Table 4.
Treatment: | LoE | LoA (1-9) mean ± SD |
---|---|---|
Anti-inflammatory treatment | ||
1. The mainstay of treatments is with inhibitors of the interleukin-1 (IL-1) pathway, such as canakinumab (registered) or anakinra (off label), to treat and prevent inflammatory episodes. | A | 8,3 ± 1,5 |
2. Compared with other autoinflammatory diseases, higher doses of canakinumab may be required to control MKD flares. | A | 8,5 ± 0,7 |
3. On-demand IL-1 blockade with anakinra may be considered on a case-by-case basis. | B | 8,2 ± 0,9 |
4. NSAIDs may be used to for symptomatic relief of mild disease flares. | B | 8,2 ± 0,9 |
5. Short-term glucorticoids can be used to treat disease flares. | B | 8,1 ± 0,9 |
6. Consider TNF or IL-6 blockade as potential second-line biologic agents for patients who do not respond adequately to interleukin-1 inhibitors. | B | 7,9 ± 1,0 |
7. Statins or bisphosphonates for MKD treatment are not recommended. | C | 8,7 ± 0,5 |
8. Allogeneic hematopoietic stem cell transplantation for severe refractory cases of MKD remains a viable therapeutic option but should be balanced against the risks involved. | A | 8,5 ± 0,6 |
Treat-to-target strategies: | LoE | LoA (1-9) mean ± SD |
1. Treat to the following targets: reduced frequency and severity of disease flares; normalization of acute phase reactants; limitation of glucocorticoid toxicity. Growth and patient quality of life are usually optimized if these are achieved. | A | 8,3 ± 0,9 |
2. Consider using evaluations and tools such as the autoinflammatory disease activity index (AIDAI), the physician’s global assessment and the patient’s parent global assessment to monitor clinical disease activity, ensuring timely treatment adjustments based on therapeutic efficacy. | A | 8,4 ± 0,9 |
3. Regular serological tests (every 3 months as a minimum) of acute phase markers (WCC, CRP, and SAA) should be used to monitor serological disease activity to detect subclinical inflammation. | A | 7,9 ± 1,2 |
4. Regular monitoring of urinalysis for microalbuminuria or protein to creatinine ratio is recommended. | A | 7,9 ± 1,4 |
5. Monitor growth regularly (every 3-6 months). | A | 8,2 ± 1,1 |
6. Consider the escalation of therapy if these targets are not being met. | A | 8,1 ± 1,1 |
Vaccination: | LoE | LoA (1-9) mean ± SD |
1. Patients with MKD should adhere to their vaccination schedule where possible, as the potential risk of a disease flare is outweighed by the serious consequences of vaccine-preventable infections. | A | 8,5 ± 0,7 |
2. The vaccination strategy is dictated primarily by the immunomodulatory treatments used, rather than by the disease itself.
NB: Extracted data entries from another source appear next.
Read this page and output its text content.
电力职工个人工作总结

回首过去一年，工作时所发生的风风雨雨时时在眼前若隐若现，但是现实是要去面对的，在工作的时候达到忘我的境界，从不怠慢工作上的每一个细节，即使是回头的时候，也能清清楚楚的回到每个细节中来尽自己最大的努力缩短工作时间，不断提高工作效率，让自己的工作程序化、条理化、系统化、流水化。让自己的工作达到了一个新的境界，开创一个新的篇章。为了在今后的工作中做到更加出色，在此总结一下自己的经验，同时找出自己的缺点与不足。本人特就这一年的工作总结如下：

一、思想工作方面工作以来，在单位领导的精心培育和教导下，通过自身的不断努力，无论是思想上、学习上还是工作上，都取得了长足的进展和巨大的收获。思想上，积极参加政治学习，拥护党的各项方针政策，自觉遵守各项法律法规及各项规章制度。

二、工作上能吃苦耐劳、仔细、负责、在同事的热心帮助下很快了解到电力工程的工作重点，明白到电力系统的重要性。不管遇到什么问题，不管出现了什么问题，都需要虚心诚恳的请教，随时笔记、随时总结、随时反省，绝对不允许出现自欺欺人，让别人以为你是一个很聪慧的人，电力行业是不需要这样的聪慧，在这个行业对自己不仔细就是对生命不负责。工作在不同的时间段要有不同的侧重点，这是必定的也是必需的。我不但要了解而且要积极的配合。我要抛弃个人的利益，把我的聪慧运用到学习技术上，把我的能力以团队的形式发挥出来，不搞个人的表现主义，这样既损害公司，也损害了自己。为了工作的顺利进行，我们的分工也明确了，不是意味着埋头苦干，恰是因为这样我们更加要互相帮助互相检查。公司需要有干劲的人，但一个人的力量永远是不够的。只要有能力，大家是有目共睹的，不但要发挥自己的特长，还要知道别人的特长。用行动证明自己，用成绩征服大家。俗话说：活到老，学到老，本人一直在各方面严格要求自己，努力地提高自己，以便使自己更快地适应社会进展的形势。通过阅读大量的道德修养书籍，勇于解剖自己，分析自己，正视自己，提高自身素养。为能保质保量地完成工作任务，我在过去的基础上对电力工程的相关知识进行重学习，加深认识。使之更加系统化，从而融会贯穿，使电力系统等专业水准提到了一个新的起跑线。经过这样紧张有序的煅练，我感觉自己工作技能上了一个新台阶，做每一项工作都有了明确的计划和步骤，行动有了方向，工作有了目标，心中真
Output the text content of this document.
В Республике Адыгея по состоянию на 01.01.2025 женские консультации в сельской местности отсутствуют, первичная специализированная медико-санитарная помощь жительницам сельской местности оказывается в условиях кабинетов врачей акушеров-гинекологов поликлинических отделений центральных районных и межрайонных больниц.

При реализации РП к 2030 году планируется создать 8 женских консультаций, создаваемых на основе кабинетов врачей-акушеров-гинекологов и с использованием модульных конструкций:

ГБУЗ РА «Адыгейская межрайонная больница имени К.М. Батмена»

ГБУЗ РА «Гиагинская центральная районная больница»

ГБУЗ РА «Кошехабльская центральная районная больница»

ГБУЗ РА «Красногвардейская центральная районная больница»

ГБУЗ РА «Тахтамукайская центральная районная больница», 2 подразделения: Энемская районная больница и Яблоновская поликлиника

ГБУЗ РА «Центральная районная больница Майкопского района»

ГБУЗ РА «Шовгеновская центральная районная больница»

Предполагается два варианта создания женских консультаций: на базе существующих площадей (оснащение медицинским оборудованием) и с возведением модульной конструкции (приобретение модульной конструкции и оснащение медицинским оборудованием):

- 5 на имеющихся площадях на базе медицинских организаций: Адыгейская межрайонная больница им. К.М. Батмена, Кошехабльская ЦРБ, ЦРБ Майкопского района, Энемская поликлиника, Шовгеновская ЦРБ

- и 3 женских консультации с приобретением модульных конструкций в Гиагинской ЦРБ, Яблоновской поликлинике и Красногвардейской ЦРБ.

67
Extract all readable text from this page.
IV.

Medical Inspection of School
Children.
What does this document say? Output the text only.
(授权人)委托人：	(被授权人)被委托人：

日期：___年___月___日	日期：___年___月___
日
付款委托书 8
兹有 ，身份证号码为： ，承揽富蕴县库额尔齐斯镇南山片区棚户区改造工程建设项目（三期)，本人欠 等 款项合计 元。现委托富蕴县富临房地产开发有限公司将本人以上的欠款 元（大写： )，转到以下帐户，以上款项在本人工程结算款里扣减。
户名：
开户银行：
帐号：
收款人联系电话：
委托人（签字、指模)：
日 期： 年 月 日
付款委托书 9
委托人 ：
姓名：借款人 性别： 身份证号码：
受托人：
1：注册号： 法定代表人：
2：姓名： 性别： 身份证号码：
It is recommended to consult international and national guidelines, specifically in relation to the receipt of live vaccines while on biologic treatment. | A | 7,9 ± 2,1 |
3. Before receiving vaccines, patients with MKD should consult with their healthcare provider, ideally a specialist familiar with autoinflammatory diseases, to discuss the benefits and risks associated with vaccination in the context of their condition. | A | 8,2 ± 1,8 |
4. In managing flares for MKD patients around vaccination times, NSAIDs rather than glucocorticoids can be specifically suggested for symptomatic relief to avoid significantly dampening the response to vaccines. | D | 7,9 ± 1,7 |
Level of evidence (LoE): A: Level I evidence or consistent findings from multiple studies of levels II, III, or IV; B: Levels II, III, or IV evidence and findings are generally consistent; C: Levels II, III, or IV evidence, but findings are inconsistent; D: Level V evidence: little or no systematic empirical evidence; Level of agreement (LoA).